De arbeidsrelatie was verstoord door de houding en het gedrag van de HR-directeur. Daarom mag Renewi de directeur ontslaan.
Dat vindt de kantonrechter in Eindhoven. Renewi wilde de HR-directeur, omdat de directeur met haar houding, gedrag en leiderschapsstijl niet meer presteert op de wijze en het niveau dat in haar functie als hoogst geplaatste HR-functie binnen het bedrijf mag worden verwacht. De verhoudingen tussen de partijen zijn verstoord en er is geen draagvlak meer binnen Renewi voor haar positie.
De directeur trad in 2019 aan en had als taak om op HR-gebied Van Gansewinkel en Shanks te verbinden. Zo diende er een flinke professionaliserings- en harmonisatieslag te worden gemaakt, vanwege de verschillende arbeidsvoorwaarden, regelingen, gebruiken en systemen. Deze reorganisatie en opbouw van een nieuwe structuur ging haar goed af en daarin was ze succesvol. In de eerste jaren van haar dienstverband heeft ze goed gefunctioneerd.

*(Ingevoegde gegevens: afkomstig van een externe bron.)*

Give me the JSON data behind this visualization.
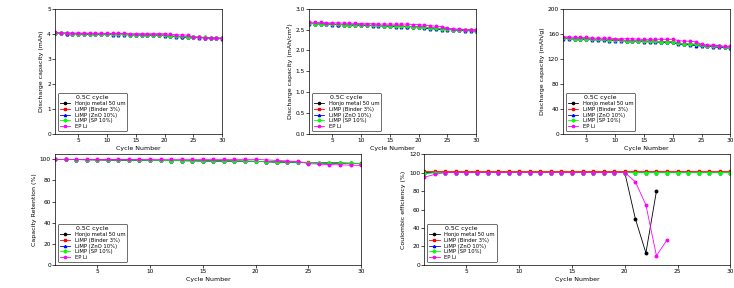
{
  "cycles": [
    1,
    2,
    3,
    4,
    5,
    6,
    7,
    8,
    9,
    10,
    11,
    12,
    13,
    14,
    15,
    16,
    17,
    18,
    19,
    20,
    21,
    22,
    23,
    24,
    25,
    26,
    27,
    28,
    29,
    30
  ],
  "series_labels": [
    "Honjo metal 50 um",
    "LiMP (Binder 3%)",
    "LiMP (ZnO 10%)",
    "LiMP (SP 10%)",
    "EP Li"
  ],
  "series_colors": [
    "black",
    "red",
    "blue",
    "lime",
    "magenta"
  ],
  "series_markers": [
    "o",
    "s",
    "^",
    "D",
    "o"
  ],
  "series_linestyles": [
    "-",
    "-",
    "-",
    "-",
    "-"
  ],
  "legend_title": "0.5C cycle",
  "plot1_ylabel": "Discharge capacity (mAh)",
  "plot2_ylabel": "Discharge capacity (mAh/cm²)",
  "plot3_ylabel": "Discharge capacity (mAh/g)",
  "plot4_ylabel": "Capacity Retention (%)",
  "plot5_ylabel": "Coulombic efficiency (%)",
  "xlabel": "Cycle Number",
  "plot1_ylim": [
    0,
    5
  ],
  "plot2_ylim": [
    0.0,
    3.0
  ],
  "plot3_ylim": [
    0,
    200
  ],
  "plot4_ylim": [
    0,
    105
  ],
  "plot5_ylim": [
    0,
    120
  ],
  "discharge_capacity_mAh": {
    "Honjo metal 50 um": [
      4.02,
      4.01,
      4.0,
      4.0,
      3.99,
      3.99,
      3.99,
      3.98,
      3.98,
      3.98,
      3.97,
      3.97,
      3.97,
      3.96,
      3.96,
      3.96,
      3.95,
      3.95,
      3.95,
      3.94,
      3.9,
      3.89,
      3.88,
      3.87,
      3.86,
      3.85,
      3.84,
      3.83,
      3.82,
      3.81
    ],
    "LiMP (Binder 3%)": [
      4.02,
      4.01,
      4.01,
      4.0,
      4.0,
      3.99,
      3.99,
      3.99,
      3.98,
      3.98,
      3.98,
      3.97,
      3.97,
      3.96,
      3.96,
      3.96,
      3.95,
      3.95,
      3.95,
      3.94,
      3.91,
      3.9,
      3.89,
      3.88,
      3.87,
      3.86,
      3.85,
      3.84,
      3.83,
      3.82
    ],
    "LiMP (ZnO 10%)": [
      4.01,
      4.01,
      4.0,
      4.0,
      3.99,
      3.99,
      3.98,
      3.98,
      3.97,
      3.97,
      3.96,
      3.96,
      3.96,
      3.95,
      3.95,
      3.94,
      3.94,
      3.93,
      3.93,
      3.92,
      3.89,
      3.88,
      3.87,
      3.86,
      3.85,
      3.84,
      3.83,
      3.82,
      3.81,
      3.8
    ],
    "LiMP (SP 10%)": [
      4.02,
      4.01,
      4.01,
      4.0,
      4.0,
      4.0,
      3.99,
      3.99,
      3.98,
      3.98,
      3.98,
      3.97,
      3.97,
      3.96,
      3.96,
      3.96,
      3.95,
      3.95,
      3.94,
      3.94,
      3.91,
      3.9,
      3.89,
      3.88,
      3.87,
      3.86,
      3.85,
      3.84,
      3.83,
      3.82
    ],
    "EP Li": [
      4.05,
      4.04,
      4.04,
      4.03,
      4.03,
      4.03,
      4.02,
      4.02,
      4.02,
      4.01,
      4.01,
      4.01,
      4.01,
      4.0,
      4.0,
      4.0,
      4.0,
      4.0,
      4.0,
      4.0,
      3.97,
      3.96,
      3.95,
      3.94,
      3.87,
      3.85,
      3.84,
      3.83,
      3.82,
      3.81
    ]
  },
  "discharge_capacity_mAh_cm2": {
    "Honjo metal 50 um": [
      2.65,
      2.64,
      2.64,
      2.63,
      2.63,
      2.62,
      2.62,
      2.61,
      2.61,
      2.61,
      2.6,
      2.6,
      2.6,
      2.59,
      2.59,
      2.58,
      2.58,
      2.57,
      2.57,
      2.57,
      2.55,
      2.54,
      2.53,
      2.52,
      2.51,
      2.5,
      2.5,
      2.49,
      2.48,
      2.48
    ],
    "LiMP (Binder 3%)": [
      2.65,
      2.64,
      2.64,
      2.63,
      2.63,
      2.62,
      2.62,
      2.62,
      2.61,
      2.61,
      2.6,
      2.6,
      2.6,
      2.59,
      2.59,
      2.59,
      2.58,
      2.58,
      2.57,
      2.57,
      2.55,
      2.54,
      2.53,
      2.52,
      2.51,
      2.5,
      2.5,
      2.49,
      2.48,
      2.48
    ],
    "LiMP (ZnO 10%)": [
      2.64,
      2.64,
      2.63,
      2.63,
      2.62,
      2.62,
      2.61,
      2.61,
      2.6,
      2.6,
      2.6,
      2.59,
      2.59,
      2.58,
      2.58,
      2.57,
      2.57,
      2.57,
      2.56,
      2.56,
      2.53,
      2.52,
      2.51,
      2.5,
      2.5,
      2.49,
      2.48,
      2.47,
      2.47,
      2.46
    ],
    "LiMP (SP 10%)": [
      2.65,
      2.64,
      2.64,
      2.63,
      2.63,
      2.63,
      2.62,
      2.62,
      2.61,
      2.61,
      2.61,
      2.6,
      2.6,
      2.59,
      2.59,
      2.59,
      2.58,
      2.58,
      2.57,
      2.57,
      2.55,
      2.54,
      2.53,
      2.52,
      2.51,
      2.5,
      2.5,
      2.49,
      2.48,
      2.47
    ],
    "EP Li": [
      2.68,
      2.67,
      2.67,
      2.66,
      2.66,
      2.66,
      2.65,
      2.65,
      2.65,
      2.64,
      2.64,
      2.64,
      2.63,
      2.63,
      2.63,
      2.63,
      2.63,
      2.63,
      2.62,
      2.62,
      2.6,
      2.59,
      2.58,
      2.57,
      2.53,
      2.52,
      2.51,
      2.5,
      2.5,
      2.49
    ]
  },
  "discharge_capacity_mAh_g": {
    "Honjo metal 50 um": [
      153,
      153,
      152,
      152,
      152,
      151,
      151,
      151,
      150,
      150,
      150,
      149,
      149,
      149,
      148,
      148,
      148,
      147,
      147,
      147,
      145,
      144,
      143,
      143,
      142,
      141,
      141,
      140,
      139,
      139
    ],
    "LiMP (Binder 3%)": [
      153,
      153,
      152,
      152,
      152,
      151,
      151,
      151,
      150,
      150,
      150,
      149,
      149,
      149,
      148,
      148,
      148,
      147,
      147,
      147,
      145,
      144,
      143,
      143,
      142,
      141,
      141,
      140,
      139,
      139
    ],
    "LiMP (ZnO 10%)": [
      152,
      152,
      151,
      151,
      151,
      150,
      150,
      150,
      149,
      149,
      149,
      148,
      148,
      148,
      147,
      147,
      147,
      146,
      146,
      146,
      143,
      143,
      142,
      141,
      140,
      140,
      139,
      138,
      138,
      137
    ],
    "LiMP (SP 10%)": [
      153,
      153,
      152,
      152,
      152,
      151,
      151,
      151,
      150,
      150,
      150,
      149,
      149,
      149,
      148,
      148,
      148,
      147,
      147,
      147,
      145,
      144,
      144,
      143,
      142,
      141,
      141,
      140,
      139,
      139
    ],
    "EP Li": [
      155,
      155,
      154,
      154,
      154,
      153,
      153,
      153,
      153,
      152,
      152,
      152,
      152,
      151,
      151,
      151,
      151,
      151,
      151,
      151,
      149,
      148,
      148,
      147,
      143,
      142,
      142,
      141,
      140,
      140
    ]
  },
  "capacity_retention": {
    "Honjo metal 50 um": [
      100,
      99.9,
      99.8,
      99.7,
      99.6,
      99.5,
      99.4,
      99.3,
      99.2,
      99.1,
      99.0,
      98.9,
      98.8,
      98.7,
      98.6,
      98.5,
      98.4,
      98.3,
      98.2,
      98.1,
      97.8,
      97.6,
      97.4,
      97.2,
      97.0,
      96.8,
      96.6,
      96.4,
      96.2,
      96.0
    ],
    "LiMP (Binder 3%)": [
      100,
      99.9,
      99.8,
      99.7,
      99.6,
      99.5,
      99.4,
      99.3,
      99.2,
      99.1,
      99.0,
      98.9,
      98.8,
      98.7,
      98.6,
      98.5,
      98.4,
      98.3,
      98.2,
      98.1,
      97.8,
      97.7,
      97.5,
      97.3,
      97.1,
      96.9,
      96.7,
      96.5,
      96.3,
      96.1
    ],
    "LiMP (ZnO 10%)": [
      100,
      99.9,
      99.8,
      99.7,
      99.6,
      99.5,
      99.4,
      99.3,
      99.2,
      99.1,
      99.0,
      98.9,
      98.8,
      98.7,
      98.6,
      98.5,
      98.4,
      98.3,
      98.2,
      98.1,
      97.7,
      97.5,
      97.3,
      97.1,
      96.9,
      96.7,
      96.5,
      96.3,
      96.1,
      95.9
    ],
    "LiMP (SP 10%)": [
      100,
      99.9,
      99.8,
      99.7,
      99.6,
      99.5,
      99.4,
      99.3,
      99.2,
      99.1,
      99.0,
      98.9,
      98.8,
      98.7,
      98.6,
      98.5,
      98.4,
      98.3,
      98.2,
      98.1,
      97.8,
      97.6,
      97.4,
      97.2,
      97.0,
      96.8,
      96.6,
      96.4,
      96.2,
      96.0
    ],
    "EP Li": [
      100,
      100,
      100,
      100,
      100,
      100,
      100,
      100,
      100,
      100,
      100,
      100,
      100,
      100,
      100,
      100,
      100,
      100,
      100,
      100,
      99.5,
      99.0,
      98.5,
      98.0,
      96.0,
      95.5,
      95.0,
      94.8,
      94.5,
      94.3
    ]
  },
  "coulombic_efficiency": {
    "Honjo metal 50 um": [
      100,
      100,
      100,
      100,
      100,
      100,
      100,
      100,
      100,
      100,
      100,
      100,
      100,
      100,
      100,
      100,
      100,
      100,
      100,
      100,
      50,
      13,
      80,
      null,
      null,
      null,
      null,
      null,
      null,
      null
    ],
    "LiMP (Binder 3%)": [
      102,
      102,
      102,
      102,
      102,
      102,
      102,
      102,
      102,
      102,
      102,
      102,
      102,
      102,
      102,
      102,
      102,
      102,
      102,
      102,
      102,
      102,
      102,
      102,
      102,
      102,
      102,
      102,
      102,
      102
    ],
    "LiMP (ZnO 10%)": [
      99,
      100,
      100,
      100,
      100,
      100,
      100,
      100,
      100,
      100,
      100,
      100,
      100,
      100,
      100,
      100,
      100,
      100,
      100,
      100,
      100,
      100,
      100,
      100,
      100,
      100,
      100,
      100,
      100,
      100
    ],
    "LiMP (SP 10%)": [
      99,
      100,
      100,
      100,
      100,
      100,
      100,
      100,
      100,
      100,
      100,
      100,
      100,
      100,
      100,
      100,
      100,
      100,
      100,
      100,
      100,
      100,
      100,
      100,
      100,
      100,
      100,
      100,
      100,
      100
    ],
    "EP Li": [
      95,
      98,
      100,
      100,
      100,
      100,
      100,
      100,
      100,
      100,
      100,
      100,
      100,
      100,
      100,
      100,
      100,
      100,
      100,
      100,
      90,
      65,
      10,
      27,
      null,
      null,
      null,
      null,
      null,
      null
    ]
  }
}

Vanaf medio 2021 veranderde Renewi als organisatie en dat bracht een ander soort leiderschap met zich mee. De nadruk lag steeds meer op samenwerken. Ook toen werd haar functioneren als voldoende beoordeeld, maar ze kreeg wel als kanttekening mee dat ze door haar “enorme ambitie” soms te veel wilde van haar team terwijl de organisatie “piept en kraakt”. In de jaren die volgden kreeg Renewi steeds meer signalen van meerdere medewerkers over de houding, het gedrag en de manier van leidinggeven van de HR-directeur. Dit ging onder meer over haar manier van handelen en de wijze van communiceren. Ook liepen projecten minder goed, waarover ze de leiding had. Door privéomstandigheden heeft de directeur zich in 2023 voor een paar maanden ziek gemeld.

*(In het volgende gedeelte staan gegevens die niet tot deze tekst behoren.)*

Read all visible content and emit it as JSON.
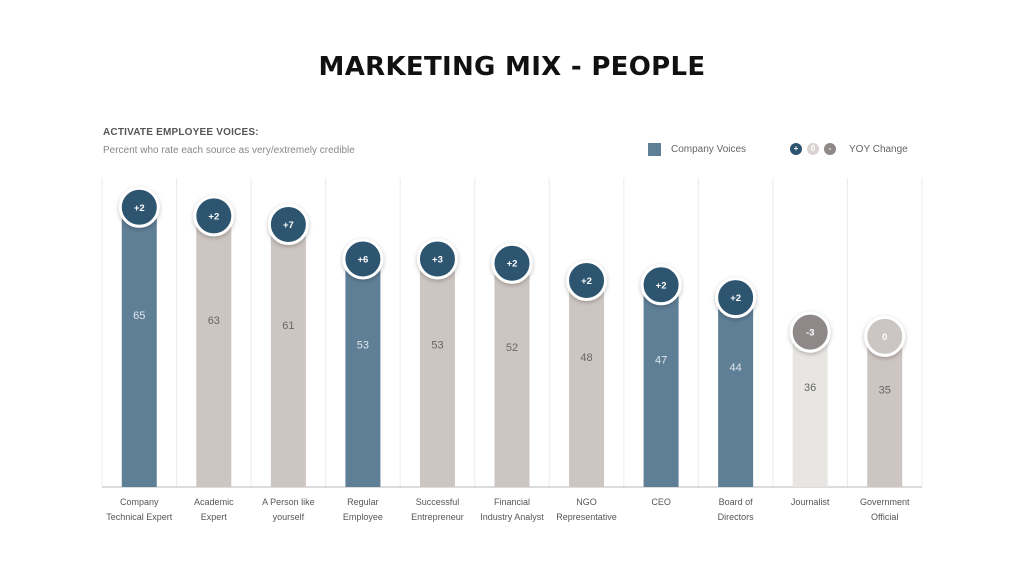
{
  "header": {
    "title": "MARKETING MIX - PEOPLE",
    "subtitle": "ACTIVATE EMPLOYEE VOICES:",
    "description": "Percent who rate each source as very/extremely credible"
  },
  "legend": {
    "company_label": "Company Voices",
    "yoy_symbols": [
      "+",
      "0",
      "-"
    ],
    "yoy_label": "YOY Change"
  },
  "colors": {
    "company": "#5f7f97",
    "other": "#cdc5c1",
    "journalist": "#e8e6e3",
    "badge_positive": "#2d5470",
    "badge_negative": "#8f8888",
    "badge_zero": "#cbc6c3"
  },
  "chart_data": {
    "type": "bar",
    "categories": [
      [
        "Company",
        "Technical Expert"
      ],
      [
        "Academic",
        "Expert"
      ],
      [
        "A Person like",
        "yourself"
      ],
      [
        "Regular",
        "Employee"
      ],
      [
        "Successful",
        "Entrepreneur"
      ],
      [
        "Financial",
        "Industry Analyst"
      ],
      [
        "NGO",
        "Representative"
      ],
      [
        "CEO"
      ],
      [
        "Board of",
        "Directors"
      ],
      [
        "Journalist"
      ],
      [
        "Government",
        "Official"
      ]
    ],
    "values": [
      65,
      63,
      61,
      53,
      53,
      52,
      48,
      47,
      44,
      36,
      35
    ],
    "yoy_change": [
      "+2",
      "+2",
      "+7",
      "+6",
      "+3",
      "+2",
      "+2",
      "+2",
      "+2",
      "-3",
      "0"
    ],
    "company_voice": [
      true,
      false,
      false,
      true,
      false,
      false,
      false,
      true,
      true,
      false,
      false
    ],
    "ylim": [
      0,
      66
    ],
    "grid": "vertical separators"
  }
}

In de laatste jaren zou de directeur meerdere keren zijn aangesproken op haar gedrag, maar volgens Renewi bleef ze haar eigen koers volgen. Daarom besloot Renewi begin dit jaar haar ontslag aan te zeggen. In reactie hierop meldde de directeur zich weer ziek en gaf ze aan om via een regulier re-integratietraject aan haar herstel te willen werken. Renewi wilde de arbeidsovereenkomst echter op de kortst mogelijke termijn ontbinden.
Als verweer gaf de HR-directeur aan dat van ontbinding van de arbeidsovereenkomst geen sprake kan zijn, omdat het opzegverbod tijdens ziekte de verzochte ontbinding verhindert. Daarnaast gaf ze aan dat een groot deel van de verwijten van Renewi toe zijn te schrijven aan de overspanning (geestelijke problemen), waaraan ze sinds begin 2023 lijdt. Verder betwistte ze dat ze niet functioneert en dat er sprake is van een onherstelbaar verstoorde arbeidsverhouding. Ze zal aan de nodige punten moeten werken en er zullen gesprekken gevoerd moeten worden, maar een terugkeer naar de werkvloer van Renewi acht ze niet onmogelijk.
De kantonrechter gaat echter niet mee in haar verweer en is van oordeel dat de arbeidsovereenkomst tussen de partijen beëindigd dient te worden. De arbeidsongeschiktheid verhindert dit niet. Volgens de kantonrechter is er sprake van een zodanig verstoorde arbeidsrelatie dat er geen basis meer is voor de voortzetting van de arbeidsovereenkomst. Dat houdt in dat de arbeidsovereenkomst per 1 december 2024 eindigt. Renewi dient nog wel de wettelijke transitievergoeding aan de directeur te betalen.